3. New Age - I will address this objection from the standpoint of my own experience. In the summer of 2004, we experienced forty days of 24/7 prayer in our church, and it was the most alive our church has been before or since. I myself, being a night person, took the midnight - 2am shift most nights, and yes, there were candles (a tool of the devil evidently - see letter quoted in my last post), and yes, I contemplated, and yes, I prayed, and yes, I read the Word (by candlelight!) and "Confessions" by Saint Augustine (talk about contemplative spirituality, better watch out for this guy), and even "Red Moon Rising" (by candlelight!), and they were precious and growing times for me. There was nothing New Age about it. So I guess I am having trouble "discerning", to use the buzzword, what part of deep, contemplative, private, on-my-face prayer to my Creator God that I am supposed to be afraid of.

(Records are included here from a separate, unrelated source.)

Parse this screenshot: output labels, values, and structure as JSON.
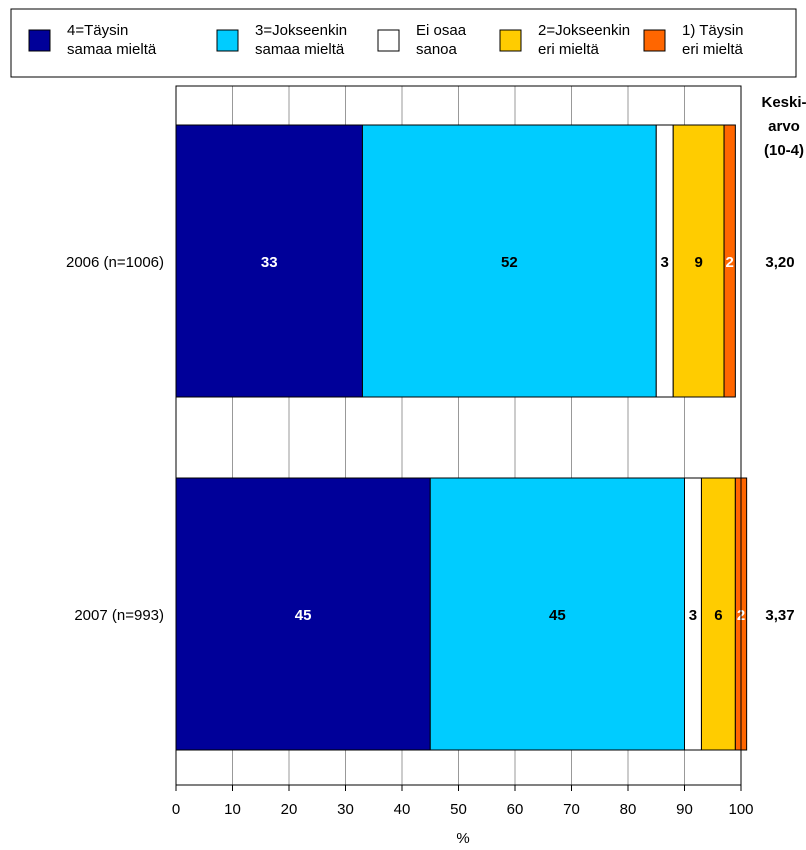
{
  "chart_data": {
    "type": "bar",
    "orientation": "horizontal",
    "stacked": true,
    "categories": [
      "2006 (n=1006)",
      "2007 (n=993)"
    ],
    "series": [
      {
        "name": "4=Täysin samaa mieltä",
        "name_lines": [
          "4=Täysin",
          "samaa mieltä"
        ],
        "color": "#000099",
        "label_color": "#ffffff",
        "values": [
          33,
          45
        ]
      },
      {
        "name": "3=Jokseenkin samaa mieltä",
        "name_lines": [
          "3=Jokseenkin",
          "samaa mieltä"
        ],
        "color": "#00CCFF",
        "label_color": "#000000",
        "values": [
          52,
          45
        ]
      },
      {
        "name": "Ei osaa sanoa",
        "name_lines": [
          "Ei osaa",
          "sanoa"
        ],
        "color": "#FFFFFF",
        "label_color": "#000000",
        "values": [
          3,
          3
        ]
      },
      {
        "name": "2=Jokseenkin eri mieltä",
        "name_lines": [
          "2=Jokseenkin",
          "eri mieltä"
        ],
        "color": "#FFCC00",
        "label_color": "#000000",
        "values": [
          9,
          6
        ]
      },
      {
        "name": "1) Täysin eri mieltä",
        "name_lines": [
          "1) Täysin",
          "eri mieltä"
        ],
        "color": "#FF6600",
        "label_color": "#ffffff",
        "values": [
          2,
          2
        ]
      }
    ],
    "xlabel": "%",
    "xlim": [
      0,
      100
    ],
    "xticks": [
      0,
      10,
      20,
      30,
      40,
      50,
      60,
      70,
      80,
      90,
      100
    ],
    "grid": true,
    "legend_position": "top",
    "mean_header": [
      "Keski-",
      "arvo",
      "(10-4)"
    ],
    "means": [
      "3,20",
      "3,37"
    ]
  }
}
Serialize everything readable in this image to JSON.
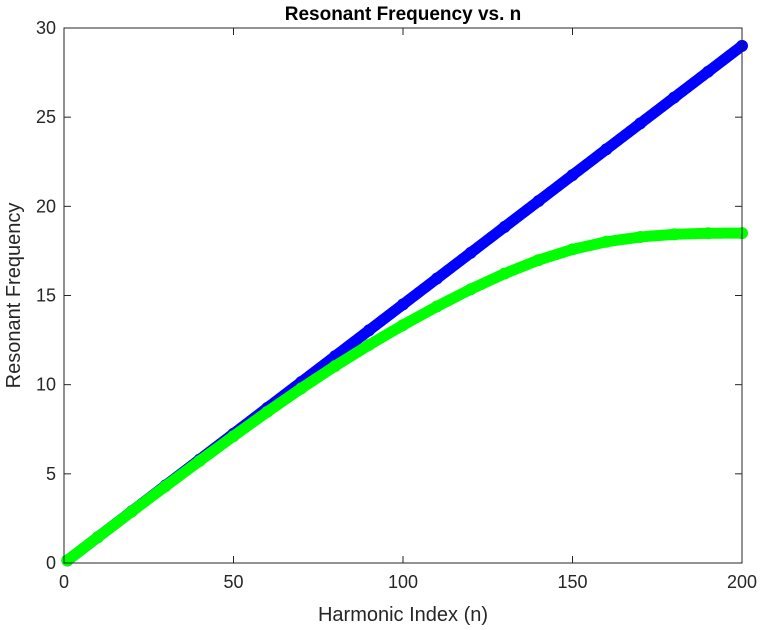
{
  "chart_data": {
    "type": "scatter",
    "title": "Resonant Frequency vs. n",
    "xlabel": "Harmonic Index (n)",
    "ylabel": "Resonant Frequency",
    "xlim": [
      0,
      200
    ],
    "ylim": [
      0,
      30
    ],
    "xticks": [
      0,
      50,
      100,
      150,
      200
    ],
    "yticks": [
      0,
      5,
      10,
      15,
      20,
      25,
      30
    ],
    "grid": false,
    "legend": "none",
    "x": [
      1,
      10,
      20,
      30,
      40,
      50,
      60,
      70,
      80,
      90,
      100,
      110,
      120,
      130,
      140,
      150,
      160,
      170,
      180,
      190,
      200
    ],
    "series": [
      {
        "color": "#0000ff",
        "marker": "filled-circle",
        "values": [
          0.145,
          1.45,
          2.9,
          4.35,
          5.8,
          7.25,
          8.7,
          10.15,
          11.6,
          13.05,
          14.5,
          15.95,
          17.4,
          18.85,
          20.3,
          21.75,
          23.2,
          24.65,
          26.1,
          27.55,
          29.0
        ]
      },
      {
        "color": "#00ff00",
        "marker": "filled-circle",
        "values": [
          0.145,
          1.449,
          2.888,
          4.313,
          5.723,
          7.115,
          8.479,
          9.795,
          11.047,
          12.228,
          13.34,
          14.383,
          15.353,
          16.232,
          16.987,
          17.585,
          18.013,
          18.283,
          18.43,
          18.49,
          18.5
        ]
      }
    ]
  }
}
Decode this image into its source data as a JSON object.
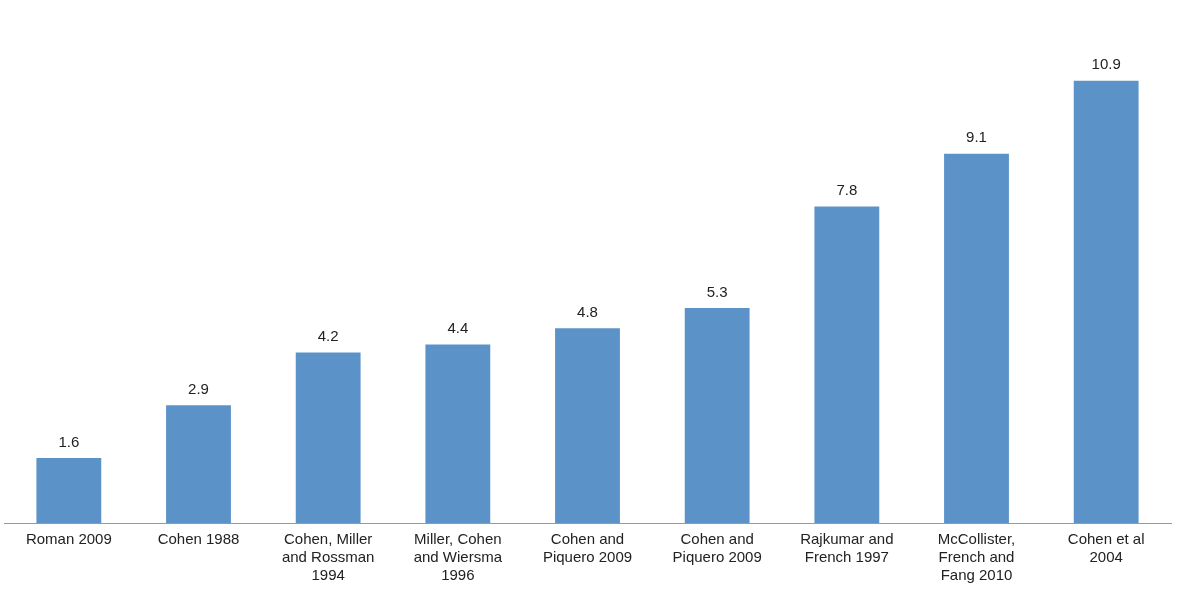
{
  "chart_data": {
    "type": "bar",
    "categories": [
      "Roman 2009",
      "Cohen 1988",
      "Cohen, Miller and Rossman 1994",
      "Miller, Cohen and Wiersma 1996",
      "Cohen and Piquero 2009",
      "Cohen and Piquero 2009",
      "Rajkumar and French 1997",
      "McCollister, French and Fang 2010",
      "Cohen et al 2004"
    ],
    "values": [
      1.6,
      2.9,
      4.2,
      4.4,
      4.8,
      5.3,
      7.8,
      9.1,
      10.9
    ],
    "color": "#5b93c9",
    "data_labels": true,
    "grid": false,
    "legend": false,
    "tick_labels": "x"
  }
}
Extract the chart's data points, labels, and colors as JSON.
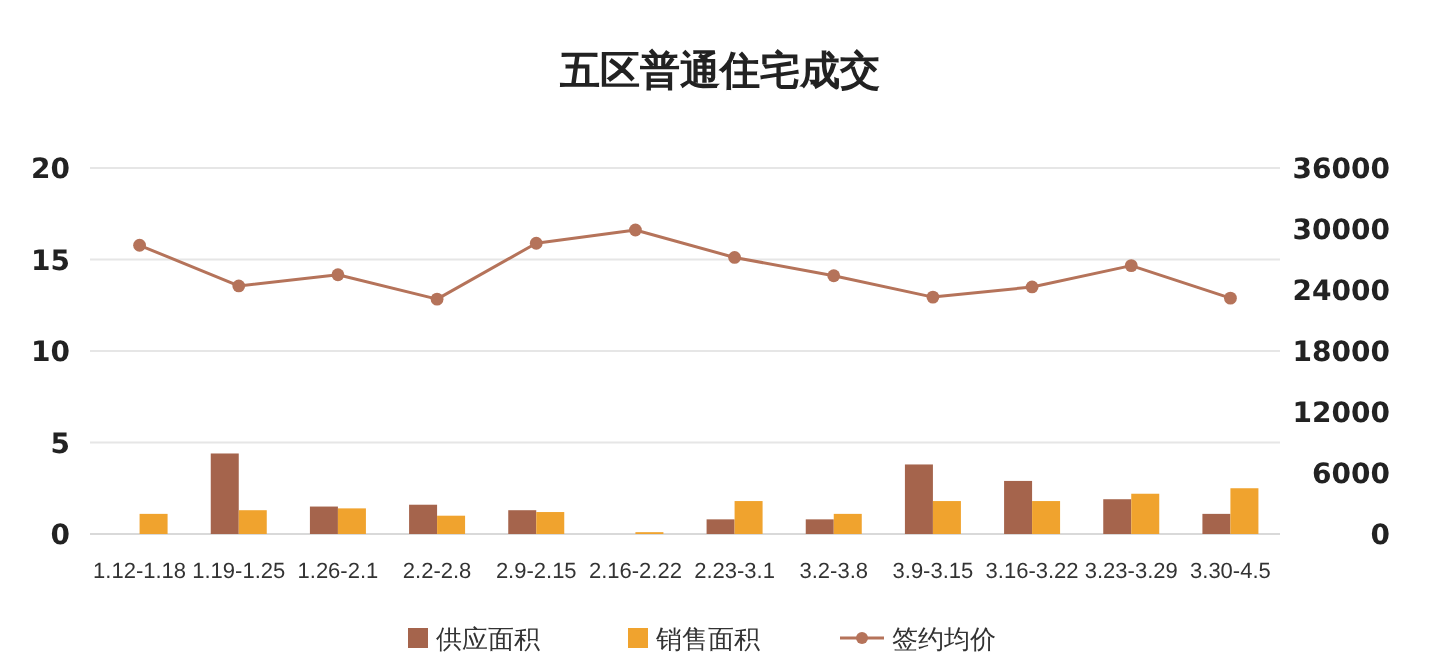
{
  "chart_data": {
    "type": "bar",
    "title": "五区普通住宅成交",
    "categories": [
      "1.12-1.18",
      "1.19-1.25",
      "1.26-2.1",
      "2.2-2.8",
      "2.9-2.15",
      "2.16-2.22",
      "2.23-3.1",
      "3.2-3.8",
      "3.9-3.15",
      "3.16-3.22",
      "3.23-3.29",
      "3.30-4.5"
    ],
    "series": [
      {
        "name": "供应面积",
        "color": "#a5644c",
        "values": [
          null,
          4.4,
          1.5,
          1.6,
          1.3,
          null,
          0.8,
          0.8,
          3.8,
          2.9,
          1.9,
          1.1
        ]
      },
      {
        "name": "销售面积",
        "color": "#f0a32e",
        "values": [
          1.1,
          1.3,
          1.4,
          1.0,
          1.2,
          0.1,
          1.8,
          1.1,
          1.8,
          1.8,
          2.2,
          2.5
        ]
      },
      {
        "name": "签约均价",
        "type": "line",
        "axis": "y2",
        "color": "#b5735a",
        "values": [
          28400,
          24400,
          25500,
          23100,
          28600,
          29900,
          27200,
          25400,
          23300,
          24300,
          26400,
          23200
        ]
      }
    ],
    "ylim": [
      0,
      20
    ],
    "yticks": [
      0,
      5,
      10,
      15,
      20
    ],
    "y2lim": [
      0,
      36000
    ],
    "y2ticks": [
      0,
      6000,
      12000,
      18000,
      24000,
      30000,
      36000
    ],
    "grid": "y",
    "legend": "bottom",
    "marker": "circle"
  }
}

I close with this, one of my favorite authors, Francis Schaeffer, and my #1 favorite book (to this point in my life), which I just finished re-reading for the second time and intend to read again, at least once a year. Perhaps I will write an extended treatise on this book in a future post. But it especially fits in this discussion, because he, Dr. Schaeffer, even deigned to use the new "S" word in the title - "True Spirituality". An extended excerpt - the illustraton of the chairs:


From the biblical view - the Judeo-Christian view - reality has two halves, like two halves of an orange. You do not have the whole orange unless you have both parts. One part is normally seen, and the other is normally unseen.

I would suggest that this may be illustrated by two chairs. The men who sit in these chairs look at the universe in two different ways. We are all sitting in one or the other of these chairs at every single moment of our lives. The first man sits in his chair and faces this total reality of the universe, the seen part and the normally unseen part, and consistently sees truth against this background. The Christian is a man who has said, "I sit in this chair." The unbeliever, however, is the man who sits in the other chair, intellectually. He sees only the natural part of the universe, and interprets truth against that background. Let us see that these two positions cannot both be true. One is true: one is false. If indeed there is only the natural portion of the universe, with a uniformity of natural causes in a closed system, then to sit in the other chair is to delude oneself. If, however, there are the two halves of reality, then to sit in the naturalist's chair is to be extremely naive and to misunderstand the universe completely. From the Christian viewpoint, no man has ever been so naive, nor so ignorant of the universe, as twentieth century man.

However, to be a true, Bible-believing Christian, we must understand that it is not enough simply to acknowledge that the universe has these two halves. The Christian life means living in the two halves of reality: the supernatural and the natural parts. I would suggest that it is perfectly possible for a Christian to be so infiltrated by twentieth-century thinking that he lives most of his life as though the supernatural were not there. Indeed, I would suggest that all of us do this to some extent. The supernatural does not touch the Christian only at new birth and then at his death, or at the second coming of Christ, leaving the believer on his own in a naturalistic world during all the time in between. Nothing could be further from the biblical view. Being a biblical Christian means living in the supernatural now - not only theoretically, but in practice.




Do you see it? The supernatural is here. The supernatural is now. I think there is a tendency by some, "infiltrated by twentieth-century thinking", to label any talk of the "supernatural", and moreover any attempt to connect with the "supernatural" through prayer and meditation, as somehow "mystical" or "New Age". But I contend that it is not. True Spirituality, to quote Shaeffer again, "means living in the supernatural now - not only theoretically, but in practice."

Something to contemplate. Spiritually.